Verzückt bestaunte der Anwalt die reich verzierten Wände. Wieder hingen überall Kunstwerke von bekannten Künstlern. Sandy trat an ein berühmtes Bild von Da Vinci heran, das er schon mal bei einer Versteigerung gesehen hatte. Damals hatte er Misha noch nicht gekannt. Er konnte sich erinnern, dass es für ca. 1,5 Mio. Dollar verkauft worden war.
„Ah! Sie haben meine bescheidene Wohnung gefunden.“
Die Stimme kam von hinten. Sandy drehte mich um und sah einen Mann, Mitte 50, groß mit edel zurechtgeschnittenen grauen Haaren. Hinter ihm war eine Tür noch einen Spalt weit geöffnet, die Sandy vorher vor lauter Staunen nicht bemerkt hatte.

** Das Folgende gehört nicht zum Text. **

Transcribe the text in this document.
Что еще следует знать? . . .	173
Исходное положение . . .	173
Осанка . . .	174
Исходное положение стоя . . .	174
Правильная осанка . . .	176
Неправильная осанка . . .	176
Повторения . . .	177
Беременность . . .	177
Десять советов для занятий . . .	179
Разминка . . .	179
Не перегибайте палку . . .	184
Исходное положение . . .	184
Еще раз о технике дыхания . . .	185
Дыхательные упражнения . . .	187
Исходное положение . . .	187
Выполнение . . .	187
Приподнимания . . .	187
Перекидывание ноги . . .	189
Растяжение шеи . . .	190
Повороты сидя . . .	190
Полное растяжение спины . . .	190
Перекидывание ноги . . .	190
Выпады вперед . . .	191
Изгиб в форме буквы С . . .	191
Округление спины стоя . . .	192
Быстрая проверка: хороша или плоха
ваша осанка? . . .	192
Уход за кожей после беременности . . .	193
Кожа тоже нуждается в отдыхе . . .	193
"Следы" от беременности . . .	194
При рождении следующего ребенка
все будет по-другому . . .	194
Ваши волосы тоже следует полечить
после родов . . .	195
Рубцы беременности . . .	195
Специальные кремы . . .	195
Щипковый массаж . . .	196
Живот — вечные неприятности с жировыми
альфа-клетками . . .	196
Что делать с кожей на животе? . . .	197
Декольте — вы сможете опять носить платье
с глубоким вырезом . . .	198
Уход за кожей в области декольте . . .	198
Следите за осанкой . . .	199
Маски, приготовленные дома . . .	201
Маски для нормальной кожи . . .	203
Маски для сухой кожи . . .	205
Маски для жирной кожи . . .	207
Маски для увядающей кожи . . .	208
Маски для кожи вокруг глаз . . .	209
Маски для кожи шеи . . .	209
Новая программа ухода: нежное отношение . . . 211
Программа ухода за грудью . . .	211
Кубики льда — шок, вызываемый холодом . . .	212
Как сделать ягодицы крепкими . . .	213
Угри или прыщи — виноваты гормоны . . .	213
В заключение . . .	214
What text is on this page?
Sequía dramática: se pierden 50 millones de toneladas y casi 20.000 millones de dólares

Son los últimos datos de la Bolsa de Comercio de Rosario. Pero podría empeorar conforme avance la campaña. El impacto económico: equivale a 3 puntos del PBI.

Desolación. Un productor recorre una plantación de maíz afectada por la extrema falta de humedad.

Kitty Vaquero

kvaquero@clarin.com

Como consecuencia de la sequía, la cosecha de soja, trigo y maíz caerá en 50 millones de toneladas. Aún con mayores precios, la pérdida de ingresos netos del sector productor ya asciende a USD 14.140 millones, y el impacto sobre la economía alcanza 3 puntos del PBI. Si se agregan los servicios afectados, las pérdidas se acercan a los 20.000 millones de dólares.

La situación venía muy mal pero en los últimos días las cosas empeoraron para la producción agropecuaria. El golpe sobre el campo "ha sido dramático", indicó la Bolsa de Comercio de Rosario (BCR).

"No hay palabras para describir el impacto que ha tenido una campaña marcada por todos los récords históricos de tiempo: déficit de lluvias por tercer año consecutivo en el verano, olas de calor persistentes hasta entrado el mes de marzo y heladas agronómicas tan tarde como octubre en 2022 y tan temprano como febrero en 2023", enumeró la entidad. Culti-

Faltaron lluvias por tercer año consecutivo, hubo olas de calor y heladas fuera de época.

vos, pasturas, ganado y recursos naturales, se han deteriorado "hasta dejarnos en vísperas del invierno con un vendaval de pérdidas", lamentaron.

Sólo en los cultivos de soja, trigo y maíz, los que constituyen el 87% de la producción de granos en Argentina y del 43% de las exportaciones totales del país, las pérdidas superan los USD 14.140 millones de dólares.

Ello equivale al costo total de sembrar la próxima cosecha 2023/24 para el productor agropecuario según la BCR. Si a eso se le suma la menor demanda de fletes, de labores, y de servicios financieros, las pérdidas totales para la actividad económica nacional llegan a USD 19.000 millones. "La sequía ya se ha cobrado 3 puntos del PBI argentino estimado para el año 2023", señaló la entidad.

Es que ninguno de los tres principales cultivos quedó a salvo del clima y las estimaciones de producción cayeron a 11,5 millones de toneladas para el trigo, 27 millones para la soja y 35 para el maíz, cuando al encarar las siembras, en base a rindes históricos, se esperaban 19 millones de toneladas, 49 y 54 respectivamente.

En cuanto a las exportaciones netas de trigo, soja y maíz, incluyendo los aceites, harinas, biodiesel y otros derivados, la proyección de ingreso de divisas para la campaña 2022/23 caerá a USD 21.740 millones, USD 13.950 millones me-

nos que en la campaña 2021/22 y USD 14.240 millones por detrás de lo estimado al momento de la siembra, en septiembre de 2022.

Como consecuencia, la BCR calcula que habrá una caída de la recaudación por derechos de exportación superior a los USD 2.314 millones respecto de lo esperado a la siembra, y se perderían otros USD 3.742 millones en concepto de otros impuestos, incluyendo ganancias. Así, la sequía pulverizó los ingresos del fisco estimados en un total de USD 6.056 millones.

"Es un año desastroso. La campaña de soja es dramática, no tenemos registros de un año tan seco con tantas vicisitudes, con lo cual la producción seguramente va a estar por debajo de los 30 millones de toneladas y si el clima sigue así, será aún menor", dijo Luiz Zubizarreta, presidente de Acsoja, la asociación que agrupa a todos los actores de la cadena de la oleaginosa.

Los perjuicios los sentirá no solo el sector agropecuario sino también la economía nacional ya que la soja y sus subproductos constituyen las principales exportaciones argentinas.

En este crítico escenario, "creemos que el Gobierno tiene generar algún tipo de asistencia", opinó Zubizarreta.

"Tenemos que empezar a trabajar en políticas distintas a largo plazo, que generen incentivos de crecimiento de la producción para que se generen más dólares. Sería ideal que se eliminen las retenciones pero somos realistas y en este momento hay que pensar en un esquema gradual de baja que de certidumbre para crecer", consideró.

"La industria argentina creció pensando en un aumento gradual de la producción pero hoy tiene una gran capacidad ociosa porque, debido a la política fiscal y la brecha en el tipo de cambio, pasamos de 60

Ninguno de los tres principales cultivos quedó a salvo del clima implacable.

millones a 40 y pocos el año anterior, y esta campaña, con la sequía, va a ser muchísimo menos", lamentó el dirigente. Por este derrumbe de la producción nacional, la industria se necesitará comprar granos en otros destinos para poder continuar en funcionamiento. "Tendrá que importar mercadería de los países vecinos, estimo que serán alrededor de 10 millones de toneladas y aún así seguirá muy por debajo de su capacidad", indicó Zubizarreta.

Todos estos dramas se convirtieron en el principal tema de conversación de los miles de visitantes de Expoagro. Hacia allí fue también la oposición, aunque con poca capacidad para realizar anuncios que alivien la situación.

„Nun, „bescheiden“ kann man das hier nicht gerade nennen.“
„Also gefällt es Ihnen.“
Da dies keine Frage war fuhr Dr. Roberts fort: „Kommen Sie mit in mein Arbeitszimmer, dort können wir alles weitere besprechen.“
Zu seiner Überraschung führte ihn sein Gastgeber nicht durch die noch halb geöffnete Tür, hinter der Sandy das Arbeitszimmer erwartet hätte, sondern eine geschwungene und mit goldenem Geländer verzierte Treppe hinauf.
„Hier entlang.“, vernahm Sandy die nun schon oben angelangte Stimme, während er noch der wunderbaren Aussicht wegen die Schönheit des Salons betrachtete.
Das Arbeitszimmer hätte Sandy nicht als solches erkannt, wenn es ihm nicht wie hier gesagt worden wäre.
Es gab zwar einen großen Schreibtisch und einen Lederstuhl, dem ein etwas Kleinerer gegenüberstand, doch das war auch schon das einzige, was an ein Arbeitszimmer erinnerte. Es war nicht so verziert wie der Salon, trotzdem konnte man auch hier den Reichtum des Mannes erkennen. Hinter der Arbeitsfläche stand ein Billardtisch, der nicht gerade billig aussah, und von einem riesigen Fenster aus konnte man über dem Balkon auf einen Großteil ganz Londons hinabblicken.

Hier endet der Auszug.